Swiss gold refinery Metalor Technologies has announced it will no longer deal with artisanal mining operations. The company cites the increasing cost of ensuring that gold is being produced by small mines in compliance with human rights and environmental standards...

The company has refuted many of the charges being levelled at it by human rights groups...

Pressure groups has complained that Metalor’s due diligence was failing to spot back doors through which “dirty gold” was allegedly reaching the refinery.

“The increasing complexity of the supply chain in this sector makes it increasingly difficult for Metalor to continue its commercial relations with artisanal mining operations,” said Metalor CEO, Antoine de Montmollin, in a statement.

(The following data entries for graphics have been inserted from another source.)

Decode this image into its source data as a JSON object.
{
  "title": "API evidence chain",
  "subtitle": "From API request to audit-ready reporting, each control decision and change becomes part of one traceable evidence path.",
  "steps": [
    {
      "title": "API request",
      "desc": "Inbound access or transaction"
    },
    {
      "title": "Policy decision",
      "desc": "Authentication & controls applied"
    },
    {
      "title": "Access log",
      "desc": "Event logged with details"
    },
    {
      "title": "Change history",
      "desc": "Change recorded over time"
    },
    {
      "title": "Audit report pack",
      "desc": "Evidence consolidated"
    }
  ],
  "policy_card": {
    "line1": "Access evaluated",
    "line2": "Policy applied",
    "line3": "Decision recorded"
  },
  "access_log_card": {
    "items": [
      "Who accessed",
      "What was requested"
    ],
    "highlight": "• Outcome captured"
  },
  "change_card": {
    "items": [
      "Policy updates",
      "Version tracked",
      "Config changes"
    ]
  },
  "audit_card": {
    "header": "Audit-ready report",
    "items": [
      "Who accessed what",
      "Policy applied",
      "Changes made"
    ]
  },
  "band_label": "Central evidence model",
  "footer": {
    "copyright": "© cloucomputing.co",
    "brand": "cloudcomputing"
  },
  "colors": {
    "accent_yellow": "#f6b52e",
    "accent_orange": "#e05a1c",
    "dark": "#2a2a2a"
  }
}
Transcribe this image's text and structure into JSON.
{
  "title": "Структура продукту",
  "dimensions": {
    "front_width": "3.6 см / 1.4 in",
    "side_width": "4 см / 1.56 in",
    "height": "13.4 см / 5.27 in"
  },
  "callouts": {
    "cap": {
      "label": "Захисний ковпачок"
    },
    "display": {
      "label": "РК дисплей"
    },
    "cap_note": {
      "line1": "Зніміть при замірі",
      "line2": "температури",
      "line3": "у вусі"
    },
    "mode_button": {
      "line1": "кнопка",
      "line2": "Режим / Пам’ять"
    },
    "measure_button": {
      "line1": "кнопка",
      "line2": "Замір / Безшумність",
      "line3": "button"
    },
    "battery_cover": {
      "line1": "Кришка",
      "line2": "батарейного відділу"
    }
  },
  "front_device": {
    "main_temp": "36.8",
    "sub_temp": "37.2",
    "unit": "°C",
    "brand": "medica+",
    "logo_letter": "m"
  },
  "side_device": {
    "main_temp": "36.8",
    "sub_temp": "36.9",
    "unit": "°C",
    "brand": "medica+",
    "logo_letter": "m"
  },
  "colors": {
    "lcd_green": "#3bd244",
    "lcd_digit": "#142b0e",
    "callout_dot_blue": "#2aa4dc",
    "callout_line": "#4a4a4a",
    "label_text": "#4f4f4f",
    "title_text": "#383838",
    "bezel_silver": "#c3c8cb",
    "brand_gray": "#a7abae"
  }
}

“Metalor regrets this well-considered decision, but we will not compromise on defending a more sustainable value chain in the gold sector.” 

Mark Pieth, a champion for greater accountability in the Swiss commodities sector, slammed the refinery’s decision. He believes that cutting ties with trouble spots in response to criticism is not the answer because it strips entire communities of their livelihood...

Pieth also points that sourcing gold exclusively from large-scale mining is no guarantee of a problem free supply chain. Large-scale mining has been associated with environmental pollution, as well as with the displacement and expropriation of indigenous communities.